The country he's going to doesn't require a COVID test, won't test on arrival or ask for a test in x days, and no one will ask him to sign a document at any point (checking in, boarding, on arrival, checking into a hotel, using the golf course) that he has not been in contact with someone who has tested positive for COVID within the past ten-fourteen (depending on the country) days? Or is he planning to lie?

Justheretoaskaquestion91 · 29/10/2021 02:35

Just here to say that a lateral flow test won’t show if you already have symptoms; you need a PCR. For some reason this information is not widespread, although it’s pretty critical!

Redsquirrel5 · 29/10/2021 03:22

DS1 had cold symptoms and a wheezy cough asthmatic. Two LFT negative. GP prescribed antibiotics and steroids and to get a PCR test. He was positive.

We had a friend die from it!

Your husband is being really selfish.

ApolloandDaphne · 29/10/2021 06:28

@Justheretoaskaquestion91

Just here to say that a lateral flow test won’t show if you already have symptoms; you need a PCR. For some reason this information is not widespread, although it’s pretty critical!
That's so not true. I have several friends who had symptoms and had positives on an LFT. PCR then confirmed what they already knew.
Lime37 · 29/10/2021 06:36

Wow I could never be with some one so unintelligent and selfish.

EnjoyingTheSilence · 29/10/2021 06:56

Your dh is an utter arsehole. We’re all sick of this and desperate to get back to normal. He’s incredibly selfish

onelittlefrog · 29/10/2021 06:59

He is being very irresponsible and selfish.

It's also complete denial, not taking a test, like he won't even admit it to himself that he is being a dick.

SapereAude · 29/10/2021 07:07

Presumably Spain, as it's golf.
Yes, it's probably a cold.
Yes, he's a selfish twat.
He does know that on some randomly selected flights all passengers are randomly tested? Fingers crossed it happens to him.

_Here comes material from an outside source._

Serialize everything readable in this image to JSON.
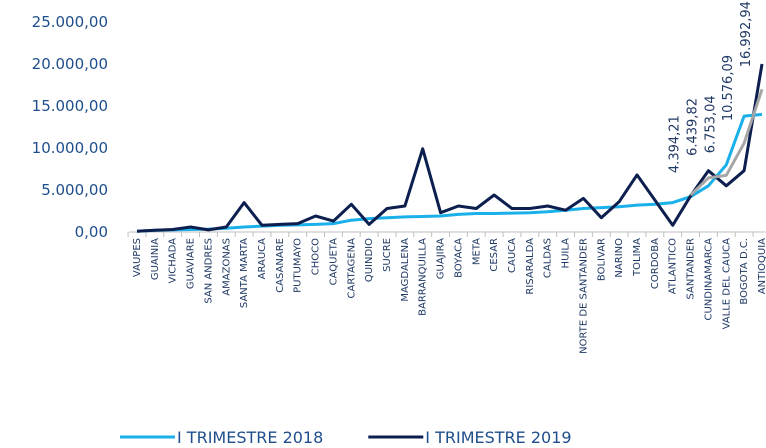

Justheretoaskaquestion91 · 29/10/2021 07:12

@ApolloandDaphne

A doctor told me that a week ago! Maybe it showed for your friends but apparently that’s not usually the case and a negative lateral flow should not be taken as a negative if you have symptoms!

donquixotedelamancha · 29/10/2021 07:15

Tell his friends he has covid. Phone the hotel he's staying at and explain he has covid. Do the same for the airline.

Examine his reaction to you standing up to him carefully. I think you'll find he's not as wonderful as you think.

Being able to consider the needs of others is pretty important. It's not a deal breaker that he struggles with empathy but he needs to be able to evolve.

hanketypankety · 29/10/2021 07:21

Everyone going on at the husband like he's a twat but failing to also acknowledge that the OP admitted that she was one of those people at the height of COVID, when no one was probably vaccinated, who didn't follow the rules and wore her mask as little as she could get away with Hmm

Kingstonmumof1 · 29/10/2021 07:27

If he's going to Spain, he will have to declare that he's not had contact with a covid case in the 14 days prior (although I expect thousands of families have lied on that form this half term)

Justheretoaskaquestion91 · 29/10/2021 07:28

OP admitted that she was one of those people at the height of COVID, when no one was probably vaccinated, who didn't follow the rules and wore her mask as little as she could get away with hmm

She didn’t say she didn’t follow the rules, she said she wasn’t fanatical. Wearing the mask as little as you had to doesn’t understand any way mean she didn’t follow the rules.

FlamingoQueen · 29/10/2021 07:30

Could you say to him to do a test because if nothing else, he will be able to say ‘I told you, I didn’t have it’ when the negative test comes back! If he’s that arrogant, it may work!
All whilst you silently smirk, because it’s a win win for you anyway!